What I want to know is, how many of the bishop’s wives bonk their beloved over the head with a frying pan on his returning home late after too much partying and too many martinis.
From Here
The career of Bishop Catherine Roskam of the Diocese of New York has been built on her skills as a cross-cultural ambassador for the modern Episcopal Church.
She led the International Concerns Committee of her denomination’s executive council, helped create her diocese’s Global Women’s Fund and has worked as a consultant on issues of cultural sensitivity. In some circles, she is known as the bishop who dared to rap during a “Hip-Hop Mass” a few years ago in the Bronx.
“My sistas and brothas, all my homies and peeps, stay up — keep your head up, holla back and go forth and tell it like it is,” proclaimed the bishop, in her benediction.
“We have 700 men here.
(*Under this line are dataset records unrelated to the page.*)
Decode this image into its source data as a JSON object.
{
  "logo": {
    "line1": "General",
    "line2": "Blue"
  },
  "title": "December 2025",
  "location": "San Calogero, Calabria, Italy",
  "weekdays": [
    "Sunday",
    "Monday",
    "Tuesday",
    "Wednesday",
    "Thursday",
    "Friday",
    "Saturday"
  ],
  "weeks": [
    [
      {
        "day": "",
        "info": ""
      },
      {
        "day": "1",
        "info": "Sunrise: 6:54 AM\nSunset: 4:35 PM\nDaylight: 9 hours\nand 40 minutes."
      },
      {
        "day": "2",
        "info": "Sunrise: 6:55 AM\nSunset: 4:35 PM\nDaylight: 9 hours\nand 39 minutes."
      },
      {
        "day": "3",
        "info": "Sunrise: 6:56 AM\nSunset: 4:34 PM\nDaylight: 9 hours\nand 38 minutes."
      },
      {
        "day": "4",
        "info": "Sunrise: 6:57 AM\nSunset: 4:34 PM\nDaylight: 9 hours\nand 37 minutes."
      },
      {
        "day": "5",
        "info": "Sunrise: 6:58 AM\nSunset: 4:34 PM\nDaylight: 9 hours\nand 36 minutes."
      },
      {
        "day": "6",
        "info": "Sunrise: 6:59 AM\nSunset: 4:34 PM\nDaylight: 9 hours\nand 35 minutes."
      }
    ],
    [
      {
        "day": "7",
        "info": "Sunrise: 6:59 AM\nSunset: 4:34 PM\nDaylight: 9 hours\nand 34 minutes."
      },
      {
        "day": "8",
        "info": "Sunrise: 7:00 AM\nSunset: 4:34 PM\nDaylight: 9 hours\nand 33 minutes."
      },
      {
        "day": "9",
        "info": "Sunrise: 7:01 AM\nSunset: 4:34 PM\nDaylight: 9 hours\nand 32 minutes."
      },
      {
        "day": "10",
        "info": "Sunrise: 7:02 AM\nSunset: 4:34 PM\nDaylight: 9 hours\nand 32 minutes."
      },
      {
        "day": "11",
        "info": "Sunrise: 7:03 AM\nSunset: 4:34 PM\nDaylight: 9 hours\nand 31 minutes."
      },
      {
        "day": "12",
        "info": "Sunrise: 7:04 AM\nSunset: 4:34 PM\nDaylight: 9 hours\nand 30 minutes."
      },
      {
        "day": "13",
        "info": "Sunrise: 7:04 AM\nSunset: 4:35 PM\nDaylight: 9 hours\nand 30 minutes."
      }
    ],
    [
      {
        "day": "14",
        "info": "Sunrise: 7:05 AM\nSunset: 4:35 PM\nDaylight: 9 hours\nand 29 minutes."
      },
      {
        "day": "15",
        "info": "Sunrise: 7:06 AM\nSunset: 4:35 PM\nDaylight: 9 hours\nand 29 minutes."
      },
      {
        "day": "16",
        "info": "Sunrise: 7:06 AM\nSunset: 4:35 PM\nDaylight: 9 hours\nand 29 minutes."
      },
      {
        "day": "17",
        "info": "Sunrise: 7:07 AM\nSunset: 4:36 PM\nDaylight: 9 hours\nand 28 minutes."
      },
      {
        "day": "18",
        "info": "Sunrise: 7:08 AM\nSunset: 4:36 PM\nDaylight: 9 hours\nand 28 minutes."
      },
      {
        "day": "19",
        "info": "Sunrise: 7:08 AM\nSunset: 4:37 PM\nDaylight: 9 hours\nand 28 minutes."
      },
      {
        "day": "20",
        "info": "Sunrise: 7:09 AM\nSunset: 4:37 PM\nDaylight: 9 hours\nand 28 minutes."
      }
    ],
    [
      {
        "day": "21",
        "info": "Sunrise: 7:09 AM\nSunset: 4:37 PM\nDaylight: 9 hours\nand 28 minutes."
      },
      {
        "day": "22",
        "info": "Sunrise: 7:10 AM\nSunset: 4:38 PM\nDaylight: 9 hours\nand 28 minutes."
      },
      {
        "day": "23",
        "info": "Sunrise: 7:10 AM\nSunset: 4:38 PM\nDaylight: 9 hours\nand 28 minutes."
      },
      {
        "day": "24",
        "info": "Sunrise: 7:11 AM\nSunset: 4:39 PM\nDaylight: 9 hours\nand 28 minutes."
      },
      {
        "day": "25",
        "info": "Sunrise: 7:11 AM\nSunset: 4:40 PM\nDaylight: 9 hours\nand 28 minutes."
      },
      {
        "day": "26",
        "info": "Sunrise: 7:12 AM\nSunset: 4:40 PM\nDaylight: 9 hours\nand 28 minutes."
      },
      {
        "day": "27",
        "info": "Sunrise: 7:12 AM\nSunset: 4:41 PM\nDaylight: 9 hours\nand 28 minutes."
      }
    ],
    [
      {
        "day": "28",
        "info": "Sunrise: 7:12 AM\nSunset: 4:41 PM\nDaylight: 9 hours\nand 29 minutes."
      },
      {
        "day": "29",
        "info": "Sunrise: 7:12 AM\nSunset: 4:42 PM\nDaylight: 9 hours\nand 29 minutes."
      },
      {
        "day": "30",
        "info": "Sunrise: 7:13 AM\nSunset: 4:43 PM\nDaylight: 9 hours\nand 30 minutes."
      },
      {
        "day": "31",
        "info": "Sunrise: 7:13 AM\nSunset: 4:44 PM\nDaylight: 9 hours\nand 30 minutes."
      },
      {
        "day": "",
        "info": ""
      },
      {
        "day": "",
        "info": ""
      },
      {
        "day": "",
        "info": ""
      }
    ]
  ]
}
Do you think any of them beat their wives? Chances are they do,” argued Roskam, in The Lambeth Witness, a daily newsletter for gay-rights supporters in the 77 million-member Anglican Communion.
“The most devout Christians beat their wives. … Many of our bishops come from places where it is culturally accepted to beat your wife (an excellent illustration from Catherine on how to demonstrate cultural sensitivity). In that regard, it makes conversation quite difficult (I might add that this is the only known example of a bishop – while still living – having difficulty in conducting a conversation).”